なぜ人は年をとるとゲームから離れてしまうのか。まず親離れしたほうが良いのではないのか。

ある人は言いました。「年をとるとゲームをする時間がなくなる。時間をおいて久々に遊ぶと操作を忘れていて楽しくない。かたや親の顔を忘れることはないので親離れができないのだ」

一理ある。しかし時間がないのなら会社をやめれば良いし、忘れっぽいなら脳をサイボーグ化すれば良い。君の言うことは甘えである。それといい加減親離れをしなさい。私はそう答えました。

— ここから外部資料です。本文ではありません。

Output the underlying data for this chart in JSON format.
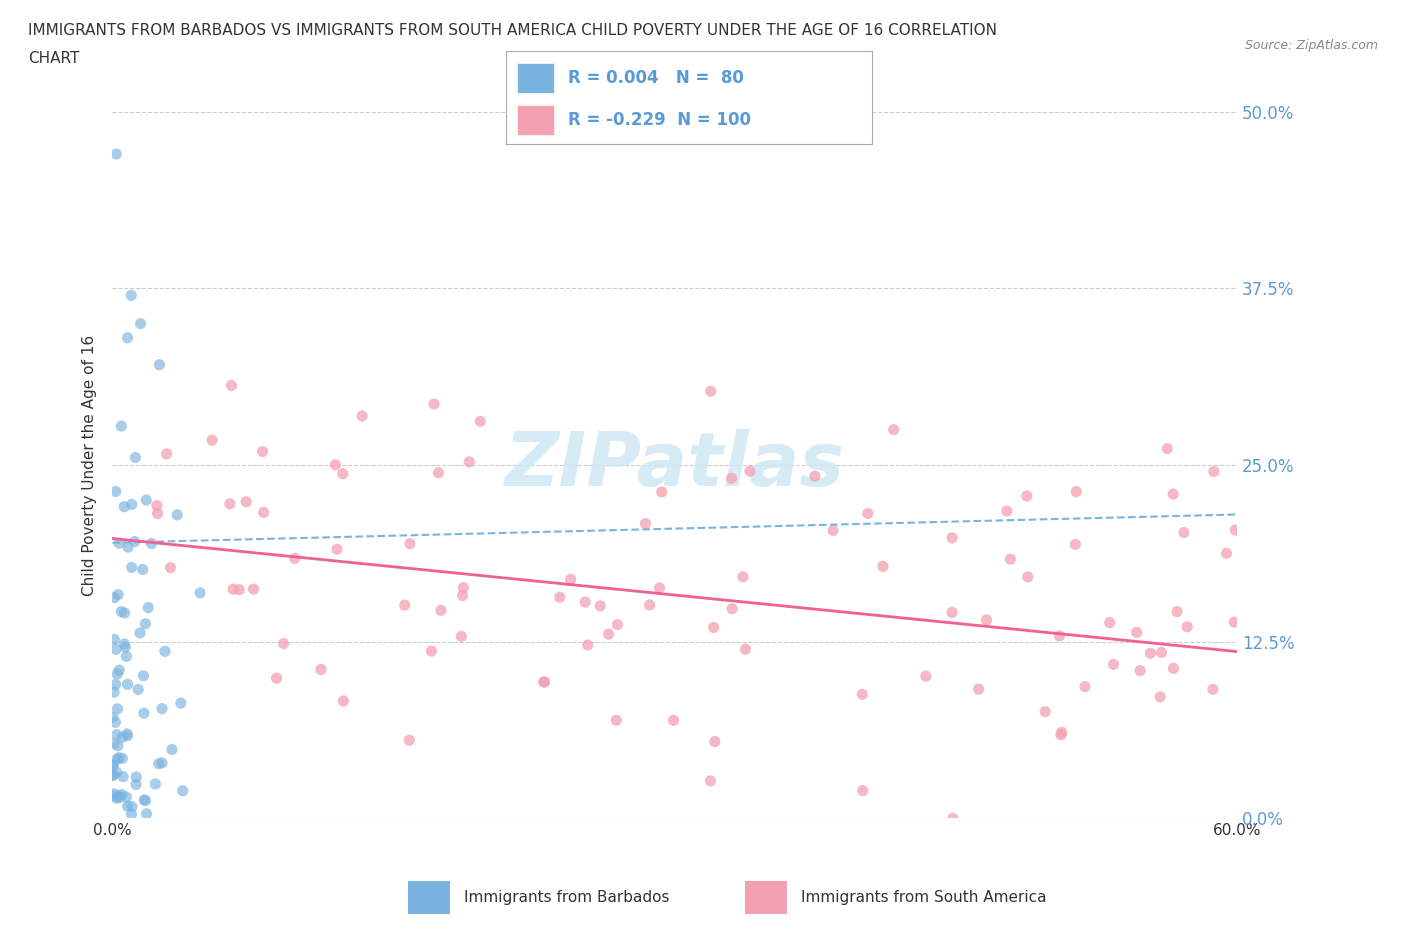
{
  "title_line1": "IMMIGRANTS FROM BARBADOS VS IMMIGRANTS FROM SOUTH AMERICA CHILD POVERTY UNDER THE AGE OF 16 CORRELATION",
  "title_line2": "CHART",
  "source": "Source: ZipAtlas.com",
  "ylabel": "Child Poverty Under the Age of 16",
  "xlim": [
    0.0,
    0.6
  ],
  "ylim": [
    0.0,
    0.5
  ],
  "ytick_positions": [
    0.0,
    0.125,
    0.25,
    0.375,
    0.5
  ],
  "ytick_labels": [
    "0.0%",
    "12.5%",
    "25.0%",
    "37.5%",
    "50.0%"
  ],
  "xtick_positions": [
    0.0,
    0.1,
    0.2,
    0.3,
    0.4,
    0.5,
    0.6
  ],
  "xtick_labels": [
    "0.0%",
    "",
    "",
    "",
    "",
    "",
    "60.0%"
  ],
  "barbados_color": "#7ab3e0",
  "south_america_color": "#f4a0b0",
  "barbados_line_color": "#7ab3e0",
  "south_america_line_color": "#f06090",
  "barbados_R": 0.004,
  "barbados_N": 80,
  "south_america_R": -0.229,
  "south_america_N": 100,
  "watermark_color": "#d0e8f5",
  "legend_label_1": "Immigrants from Barbados",
  "legend_label_2": "Immigrants from South America",
  "right_ytick_color": "#5b9bd5",
  "grid_color": "#cccccc",
  "background_color": "#ffffff",
  "text_color": "#333333",
  "legend_text_color": "#5b9bd5"
}
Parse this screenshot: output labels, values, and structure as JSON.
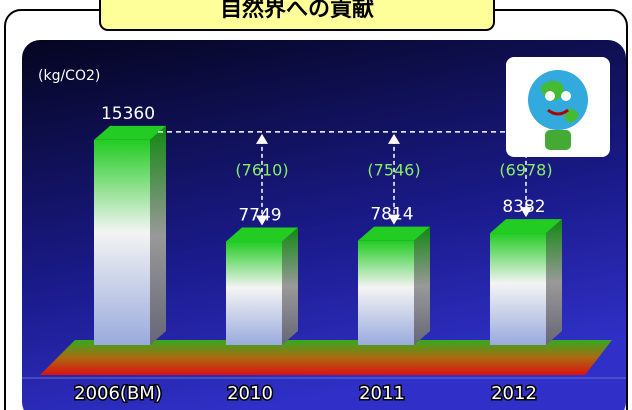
{
  "title": "自然界への貢献",
  "chart_data": {
    "type": "bar3d",
    "unit_label": "(kg/CO2)",
    "categories": [
      "2006(BM)",
      "2010",
      "2011",
      "2012"
    ],
    "values": [
      15360,
      7749,
      7814,
      8382
    ],
    "annotations": [
      "(7610)",
      "(7546)",
      "(6978)"
    ],
    "color": "#22cc22",
    "ylim": [
      0,
      17000
    ]
  }
}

ある人は言いました。「年をとると賢くなる。ゲームをする時間で他に何ができたか考えてしまい、比較してゲームが時間の無駄に思えてくるのだ。それに老いた親とともに過ごせる時間があとどれくらい残されているか想像してしまい、残り少ない時間をともに過ごそうとしているのだ」

一理ある。しかしゲームは元々時間の無駄なので有益か否かで比較すること自体が間違っている。君の言うことは甘えである。それと、いい話に見せても横で親が泣いているのでいい加減親離れをしなさい。私はそう答えました。

ある人は言いました。「年をとると新しいことを覚えるのが億劫になる。ゲームというのは遊ぶ前にルールを覚える作業が必要になる。かたや実家のゴミ当番などのルールを忘れることはないので楽である。だから親離れができないのだ」

一理ある。しかし新しいことを覚えられないのならレトロゲーをやり続ければ良いし、スピードラーニングのように楽して続けられる方法を探せば良い。君の言うことは甘えである。それといい加減親離れをしなさい。私はそう答えました。

彼女は言いました。「別に人がゲームやらない理由なんてどうでも良くない? それと、わたしも親のスネかじりたいんだけど」

一理ある。しかし逆に言うと、一日中ゲームばかりやってても良いということなのか。理由なんていらないのか。

「いいよ。それと、わたしも親のスネかじりたいんだけど」

こう言ってくれる人もたまにはいるものです。そんなわけで結婚しました。

いつも適当な事書いて大変申し訳ないのですが、実はここまで全部ウソの話というわけではなく本当の話です。なぜかと言うと、いい加減創作実話のネタが尽きてきたからです。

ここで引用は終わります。